To measure the motivation of the mice to respond for the novel sensory cues, the authors applied a behavioral economics approach wherein the mice were increasingly required to respond, or “pay”, more to receive the light cues. They found that norBNI-treated mice were willing to pay or lever press more to receive the novel cues than saline -treated controls. The authors posit that this implies that KOPR blockade specifically increases the intrinsic motivational value of novel stimuli. However, it may also be that KOPR blockade maintains the novelty of the cues and thus the motivation to pay for their delivery. Regardless, the overall results support KOPR’s proposed role as a modulator of novelty processing.

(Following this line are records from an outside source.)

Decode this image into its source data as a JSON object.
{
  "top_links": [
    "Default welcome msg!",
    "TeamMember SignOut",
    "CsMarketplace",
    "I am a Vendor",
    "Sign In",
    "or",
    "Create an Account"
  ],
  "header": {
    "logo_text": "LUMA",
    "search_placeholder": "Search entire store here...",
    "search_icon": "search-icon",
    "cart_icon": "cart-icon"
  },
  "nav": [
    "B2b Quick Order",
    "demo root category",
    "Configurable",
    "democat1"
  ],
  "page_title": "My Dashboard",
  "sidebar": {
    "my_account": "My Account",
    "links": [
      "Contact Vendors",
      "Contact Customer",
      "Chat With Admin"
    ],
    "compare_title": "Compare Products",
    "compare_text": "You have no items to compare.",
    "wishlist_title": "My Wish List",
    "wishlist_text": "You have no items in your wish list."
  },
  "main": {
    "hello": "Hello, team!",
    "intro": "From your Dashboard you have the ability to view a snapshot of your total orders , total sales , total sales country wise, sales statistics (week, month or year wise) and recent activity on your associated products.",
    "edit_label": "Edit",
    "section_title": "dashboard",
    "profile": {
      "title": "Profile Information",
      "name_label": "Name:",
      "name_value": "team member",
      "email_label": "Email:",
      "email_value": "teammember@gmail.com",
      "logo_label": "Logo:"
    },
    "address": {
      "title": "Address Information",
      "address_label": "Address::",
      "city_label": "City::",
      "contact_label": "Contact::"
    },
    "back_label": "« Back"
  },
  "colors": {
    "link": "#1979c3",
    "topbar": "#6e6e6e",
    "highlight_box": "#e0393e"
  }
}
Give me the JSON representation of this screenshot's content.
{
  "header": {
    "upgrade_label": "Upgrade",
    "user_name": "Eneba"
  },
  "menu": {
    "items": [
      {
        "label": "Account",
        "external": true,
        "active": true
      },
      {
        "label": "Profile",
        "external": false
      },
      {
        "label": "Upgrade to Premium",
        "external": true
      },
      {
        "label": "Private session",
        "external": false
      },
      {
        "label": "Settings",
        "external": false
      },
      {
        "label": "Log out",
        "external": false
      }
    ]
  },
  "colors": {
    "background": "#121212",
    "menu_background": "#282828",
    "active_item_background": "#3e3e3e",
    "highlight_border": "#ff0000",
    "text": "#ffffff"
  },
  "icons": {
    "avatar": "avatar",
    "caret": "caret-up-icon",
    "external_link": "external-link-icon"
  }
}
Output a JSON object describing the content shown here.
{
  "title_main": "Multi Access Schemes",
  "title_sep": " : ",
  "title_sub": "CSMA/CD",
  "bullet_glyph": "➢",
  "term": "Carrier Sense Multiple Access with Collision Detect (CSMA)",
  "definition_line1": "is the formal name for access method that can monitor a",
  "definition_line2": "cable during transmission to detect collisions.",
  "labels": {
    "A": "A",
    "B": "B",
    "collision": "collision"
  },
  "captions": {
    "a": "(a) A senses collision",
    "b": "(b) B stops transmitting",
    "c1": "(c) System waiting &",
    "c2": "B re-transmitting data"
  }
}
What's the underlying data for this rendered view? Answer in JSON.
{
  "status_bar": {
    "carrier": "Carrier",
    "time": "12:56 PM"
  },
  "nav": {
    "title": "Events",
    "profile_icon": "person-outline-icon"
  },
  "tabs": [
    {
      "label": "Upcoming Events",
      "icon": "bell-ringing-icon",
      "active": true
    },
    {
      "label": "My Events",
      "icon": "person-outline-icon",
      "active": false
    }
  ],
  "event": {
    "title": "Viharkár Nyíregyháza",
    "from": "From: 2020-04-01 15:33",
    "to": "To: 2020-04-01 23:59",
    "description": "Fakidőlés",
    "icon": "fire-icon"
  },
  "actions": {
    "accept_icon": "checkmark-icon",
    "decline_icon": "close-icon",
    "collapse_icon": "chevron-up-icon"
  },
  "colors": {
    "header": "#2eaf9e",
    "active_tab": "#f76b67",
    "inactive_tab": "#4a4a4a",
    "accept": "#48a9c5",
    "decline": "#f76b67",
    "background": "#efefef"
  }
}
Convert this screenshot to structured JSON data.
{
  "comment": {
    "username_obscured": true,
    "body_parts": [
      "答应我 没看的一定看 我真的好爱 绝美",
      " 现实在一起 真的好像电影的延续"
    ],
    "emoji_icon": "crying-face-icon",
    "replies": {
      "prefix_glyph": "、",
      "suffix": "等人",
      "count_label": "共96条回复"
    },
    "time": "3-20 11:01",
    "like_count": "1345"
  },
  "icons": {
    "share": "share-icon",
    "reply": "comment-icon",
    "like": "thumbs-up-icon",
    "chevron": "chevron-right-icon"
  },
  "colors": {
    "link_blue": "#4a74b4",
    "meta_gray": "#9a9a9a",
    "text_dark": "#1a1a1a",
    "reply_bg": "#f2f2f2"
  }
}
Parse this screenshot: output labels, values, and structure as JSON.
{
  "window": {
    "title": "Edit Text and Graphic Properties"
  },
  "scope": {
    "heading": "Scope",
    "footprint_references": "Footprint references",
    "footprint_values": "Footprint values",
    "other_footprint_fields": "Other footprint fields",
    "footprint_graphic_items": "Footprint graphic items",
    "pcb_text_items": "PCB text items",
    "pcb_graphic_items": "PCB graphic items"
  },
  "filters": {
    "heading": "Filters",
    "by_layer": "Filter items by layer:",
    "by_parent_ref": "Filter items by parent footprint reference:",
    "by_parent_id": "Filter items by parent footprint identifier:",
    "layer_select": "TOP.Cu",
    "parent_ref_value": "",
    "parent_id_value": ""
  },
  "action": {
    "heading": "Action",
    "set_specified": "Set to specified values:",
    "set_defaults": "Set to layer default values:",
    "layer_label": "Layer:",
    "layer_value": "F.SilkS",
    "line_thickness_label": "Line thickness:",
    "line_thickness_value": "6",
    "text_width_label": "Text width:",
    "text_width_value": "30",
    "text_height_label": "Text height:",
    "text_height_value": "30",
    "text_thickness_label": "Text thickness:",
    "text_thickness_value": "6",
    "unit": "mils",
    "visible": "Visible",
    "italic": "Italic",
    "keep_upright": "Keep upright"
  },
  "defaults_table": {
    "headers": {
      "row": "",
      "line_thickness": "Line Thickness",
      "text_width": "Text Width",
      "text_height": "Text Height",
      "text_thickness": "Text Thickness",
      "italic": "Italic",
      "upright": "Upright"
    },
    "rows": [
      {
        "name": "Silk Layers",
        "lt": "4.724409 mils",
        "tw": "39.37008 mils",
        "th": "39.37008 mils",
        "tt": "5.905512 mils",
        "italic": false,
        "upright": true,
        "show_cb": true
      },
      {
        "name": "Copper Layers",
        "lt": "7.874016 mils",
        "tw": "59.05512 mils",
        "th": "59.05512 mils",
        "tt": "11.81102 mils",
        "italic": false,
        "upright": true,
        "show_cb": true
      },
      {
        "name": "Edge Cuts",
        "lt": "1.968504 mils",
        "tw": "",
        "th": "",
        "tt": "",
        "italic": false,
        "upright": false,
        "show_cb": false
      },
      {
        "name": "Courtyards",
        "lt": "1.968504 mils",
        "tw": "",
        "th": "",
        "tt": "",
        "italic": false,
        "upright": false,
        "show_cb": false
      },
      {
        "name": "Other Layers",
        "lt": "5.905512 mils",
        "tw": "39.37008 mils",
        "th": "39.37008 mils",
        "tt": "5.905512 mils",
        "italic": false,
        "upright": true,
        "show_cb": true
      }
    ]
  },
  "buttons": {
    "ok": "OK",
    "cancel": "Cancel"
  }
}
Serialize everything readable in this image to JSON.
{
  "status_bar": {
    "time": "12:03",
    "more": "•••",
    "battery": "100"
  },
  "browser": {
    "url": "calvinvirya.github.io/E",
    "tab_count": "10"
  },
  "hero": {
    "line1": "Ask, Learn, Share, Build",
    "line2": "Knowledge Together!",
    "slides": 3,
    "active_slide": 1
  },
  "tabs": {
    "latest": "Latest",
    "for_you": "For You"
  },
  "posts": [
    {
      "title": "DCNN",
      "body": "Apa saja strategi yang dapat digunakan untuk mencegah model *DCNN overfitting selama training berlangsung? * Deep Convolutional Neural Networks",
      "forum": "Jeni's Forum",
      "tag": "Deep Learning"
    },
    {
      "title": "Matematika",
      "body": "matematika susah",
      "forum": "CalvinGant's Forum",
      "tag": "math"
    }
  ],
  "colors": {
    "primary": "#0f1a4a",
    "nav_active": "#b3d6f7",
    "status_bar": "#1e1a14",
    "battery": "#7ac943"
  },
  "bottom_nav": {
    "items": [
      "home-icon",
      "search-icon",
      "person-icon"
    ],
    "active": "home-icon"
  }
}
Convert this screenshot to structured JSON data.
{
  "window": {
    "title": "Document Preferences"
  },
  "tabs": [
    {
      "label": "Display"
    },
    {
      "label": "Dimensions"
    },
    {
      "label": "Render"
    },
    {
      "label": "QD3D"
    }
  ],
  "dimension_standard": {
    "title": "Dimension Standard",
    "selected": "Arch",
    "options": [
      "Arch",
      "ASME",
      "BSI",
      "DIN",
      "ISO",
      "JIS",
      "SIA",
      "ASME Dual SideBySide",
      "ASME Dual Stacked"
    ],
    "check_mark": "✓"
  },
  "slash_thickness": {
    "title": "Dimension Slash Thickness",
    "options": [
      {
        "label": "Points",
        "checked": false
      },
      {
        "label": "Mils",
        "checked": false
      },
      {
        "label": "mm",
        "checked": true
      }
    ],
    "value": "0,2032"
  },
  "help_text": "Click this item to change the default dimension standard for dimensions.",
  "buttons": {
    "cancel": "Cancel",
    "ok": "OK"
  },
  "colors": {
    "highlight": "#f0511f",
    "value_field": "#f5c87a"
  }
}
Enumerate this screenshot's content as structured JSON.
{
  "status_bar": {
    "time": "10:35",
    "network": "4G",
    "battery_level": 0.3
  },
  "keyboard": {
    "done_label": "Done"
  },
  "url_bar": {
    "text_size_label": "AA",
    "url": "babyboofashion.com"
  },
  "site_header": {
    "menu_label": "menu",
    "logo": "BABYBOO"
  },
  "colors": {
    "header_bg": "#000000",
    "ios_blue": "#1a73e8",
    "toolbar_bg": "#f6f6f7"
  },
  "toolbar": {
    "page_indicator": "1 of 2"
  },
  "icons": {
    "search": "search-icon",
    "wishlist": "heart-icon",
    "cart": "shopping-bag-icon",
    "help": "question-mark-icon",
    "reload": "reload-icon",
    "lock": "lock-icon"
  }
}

In conclusion, Farahbakhsh et al. provided experimental evidence that do not support the prevailing dogma that KOPRs are critical for negative valence and further showed that the KOPR system is an important modulator of novelty processing. This expansion for the role of KOPR provides an opportunity to reframe and consider decades of published studies from a new framework. The authors’ results provide many new potential experimental routes, such as examining how stimulation of KOPRs may alter novelty processing, or perhaps how distinct KOPR circuits in the brain regulate this form of reinforcement learning. This will be important to investigate, as more KOPR modulators make their way towards clinical use, their impact on processes other than negative valence will need to be carefully considered.